Facing pressure, the state relented on some of the closings, instead operating a handful of the offices for fewer hours, but a U.S. Department of Transportation investigation still found that “African Americans residing in the Black Belt region of Alabama disproportionately underserved by ALEA’s driver licensing services, causing a disparate and adverse impact on the basis of race.” In an agreement with DOT last December, the state did agree to expand the hours of some of the offices.
Still, the incident illustrates the structures in the state that have only been nourished post-Shelby County that uniquely limit black voters. Racial disparities in access to acceptable forms of voter ID are a common objection to such strict laws, but they can overlook broader systemic effects of the laws and their rollouts on turnout. A study of Kansas’s strict ID law found that advertisement of the law alone decreased turnout, even as the law’s actual effects on ballot accessibility further cratered turnout themselves. It’s also just likely that implementing more restrictive voter laws chills faith in the system and turnout among people who’ve always been on the margins.

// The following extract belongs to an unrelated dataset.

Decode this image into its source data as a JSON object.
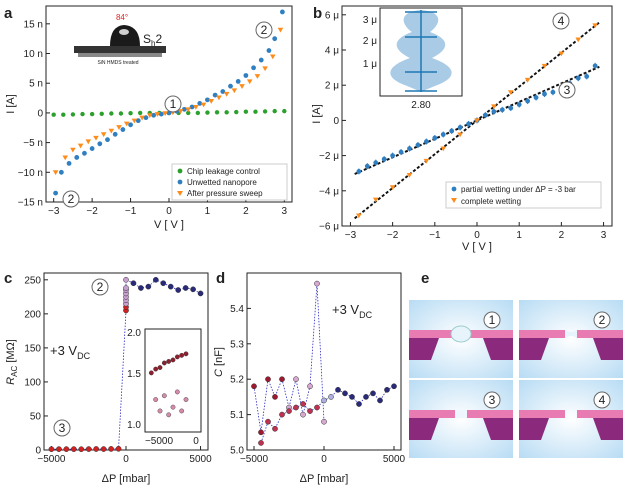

That last point is especially salient in Alabama, where officials have steadfastly refused to implement the kind of reforms that have continued the work of the Voting Rights Act and continually expanded black turnout over the years. Early voting, which has been a key factor for other states in increasing black turnout, is not permitted in Alabama. The state also doesn’t have no-fault absentee voting, preregistration for teens, or same-day registration.* In all, it’s harder to vote in Alabama than just about anywhere else, a dynamic that should tend towards cooling the turnout of people who’ve only been allowed to vote in the state for 50 years.
Until this year, the state retained a white-supremacist “moral turpitude” clause allowing registrars to block black people with felonies from voting. Although Governor Kay Ivey signed a bill in May reversing that rule, a federal court ruled that the state had no obligation to ever inform people with felonies that they could register to vote.
Alabama Secretary of State John Merrill—who has supported Moore even since the allegations—refused to invest any state resources on information or education after that reversal, and has also announced his opposition to automatic voter registration in DMVs, saying that the law “cheapen[s] the work” of civil-rights icons like Georgia Congressman John Lewis. And with some activists attempting to enforce that law and sign up ex-felons to vote, Moore wasted no time in blowing the dog whistle again, tweeting that “Democrat operatives in Alabama are REGISTERING THOUSANDS OF FELONS all across the state in an effort to swing the US Senate election to Doug Jones!”